Note: I pitched this to a pub, but it was shot down, so since there’s no kill fee/agreement, I decided to post it here on my own site. Enjoy!
There’s a line toward the end of ABC’s “Black-ish” – officially premiering Sept. 24, but already available for free download on iTunes – where Andre Jr., the teen son of the protagonist, tells his father during a one-on-one basketball game that, “I’m just being me, I’m just not quite sure who that is yet.”
Inadvertently, this could be the tone of “Black-ish” going forward. The sitcom takes its name from dialogue in the pilot episode, in which Anthony Anderson plays an ad executive wondering if his family is “real” enough – and by “real,” we mean “black.”
Rarer these days are the network sitcoms that offer inside views of non-white families, but this season is shaping up to be a banner year – at least with ABC — with “Fresh Off The Boat” and “Cristela” peeking into Asian and Hispanic households, respectively. Neither of those shows, however, will likely be compared to similarly cast predecessors. “Black-ish,” a show about an upper-middle-class suburban black family, will, though.
With black families, we’re either the Evanses or the Huxtables, with the latter always having served as the answer to the former and rarely any middle ground. “Good Times,” as the theme song noted, was about a family barely keeping their heads above water.
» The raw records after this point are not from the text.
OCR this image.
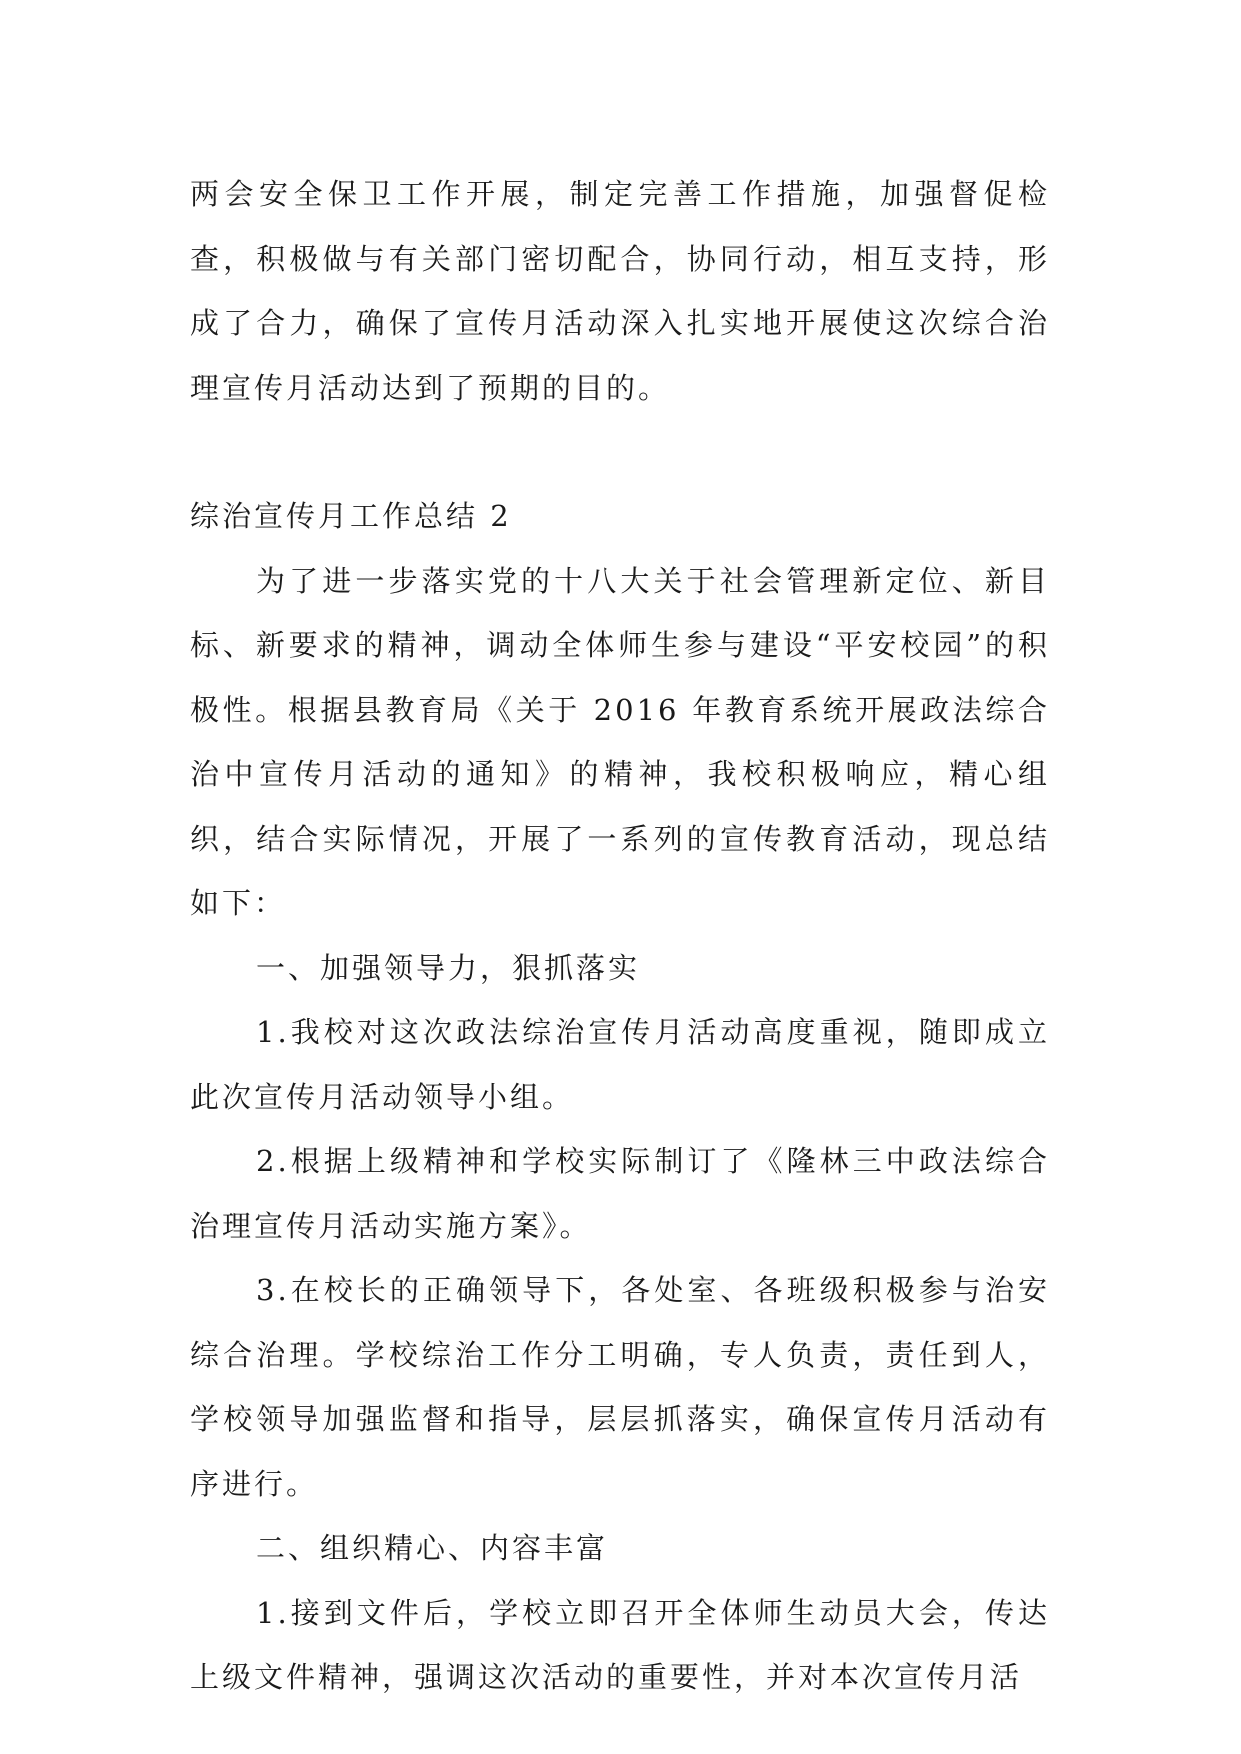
两会安全保卫工作开展，制定完善工作措施，加强督促检查，积极做与有关部门密切配合，协同行动，相互支持，形成了合力，确保了宣传月活动深入扎实地开展使这次综合治理宣传月活动达到了预期的目的。

综治宣传月工作总结 2

为了进一步落实党的十八大关于社会管理新定位、新目标、新要求的精神，调动全体师生参与建设“平安校园”的积极性。根据县教育局《关于 2016 年教育系统开展政法综合治中宣传月活动的通知》的精神，我校积极响应，精心组织，结合实际情况，开展了一系列的宣传教育活动，现总结如下：

一、加强领导力，狠抓落实

1.我校对这次政法综治宣传月活动高度重视，随即成立此次宣传月活动领导小组。

2.根据上级精神和学校实际制订了《隆林三中政法综合治理宣传月活动实施方案》。

3.在校长的正确领导下，各处室、各班级积极参与治安综合治理。学校综治工作分工明确，专人负责，责任到人，学校领导加强监督和指导，层层抓落实，确保宣传月活动有序进行。

二、组织精心、内容丰富

1.接到文件后，学校立即召开全体师生动员大会，传达上级文件精神，强调这次活动的重要性，并对本次宣传月活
Save for the short-lived “Julia” and the occasional soap opera, “Good Times” was the ultimate culmination of decades of small-screen black characters – maids, nannies, other servants — in the working class.
But as time has put distance between the Evans family and our current conscience (even the real-life Chicago housing project where the family lived has been demolished) most of today’s creatives have been taking their cues from “The Cosby Show.” Bill Cosby wanted all African-Americans to aspire to be the Huxtables, but showrunners had the loftier goal of their creations having that show’s longevity and impact.
“Black-ish’s” parents have been in this space on other shows, swinging and missing. Anderson paired up with – of course – “Cosby” alum Tempestt Bledsoe for NBC’s “Guys With Kids,” a not out-and-out black sitcom but featuring a portrayal of a black family nonetheless. Tracee Ellis Ross was screen-married to another “Cosby” kid, Malcolm-Jamal Warner, for BET’s “Reed Between the Lines.” All four actors, but especially Warner and Bledsoe, were forced to address the inevitable Huxtable comparisons in press surrounding those shows, both of which were canceled.
Perhaps several shows with predominantly black casts are often upheld to the “Cosby” standard because there are so few outstanding examples to begin with, making their intended audiences their harshest critics. When BET gave us “Being Mary Jane,” an hour-long drama about a single, successful, career-driven woman dating a married man, the similarities to ABC’s “Scandal” couldn’t be overlooked. (“Mary Jane” star Gabrielle Union would exacerbate these comparisons by revealing she had pursued the role of Olivia Pope before being turned down in favor of Kerry Washington.)
Endless comedies about 20-something friends can stand alone next to, well, “Friends.” The comedy graveyard is filled with “Cosby” clones — “Charlie & Co.,” “Minor Adjustments,” “Me and the Boys,” “The Royal Family,” “Built to Last” – and those that can’t be mentioned with the Huxtables in its footnotes – “The Bernie Mac Show,” “The Hughleys,” “My Wife and Kids.”
To be sure, “Black-ish” seems funny enough. Laurence Fishburne is a scene stealer; it’s as if we’re catching up with Dap from “School Daze” at the 25-year Mission College alumni picnic. Ross’ character is biracial, as is she. And Anderson finally seems to be growing up, after years of being the kooky sidekick.
But if “Black-ish” can survive a first season – and ABC hasn’t had a successful, long-running sitcom with an all-black cast since the aforementioned “My Wife and Kids” ended nearly a decade ago – it, too, may be asked to take the “Cosby” test. And then again, maybe not.
“Black-ish” confronts identity issues head-on in its pilot, dancing in the middle of the intersection of class and race rarely touched on in “The Cosby Show,” and given, at best, the very-special treatment in later shows like “Sister, Sister” and “The Fresh Prince of Bel-Air.” Turns out, those issues are what fans of the latter show have held in higher regard. Few recall the time an armed robber held up the Banks family during Christmas, but everyone remembers when Carlton’s blackness came into question when he tried to pledge a fraternity.
It’ll be interesting to see how far “Black-ish” can go, what it wants to be, and whether audiences won’t be worn thin too easily. And let’s say “Cosby” never finds its way into conversation. It’ll then face the next issue so many other black sitcoms face: unnecessarily being compared to white ones. It’s Wednesday night lead-in? Another suburban-family farce, “Modern Family.”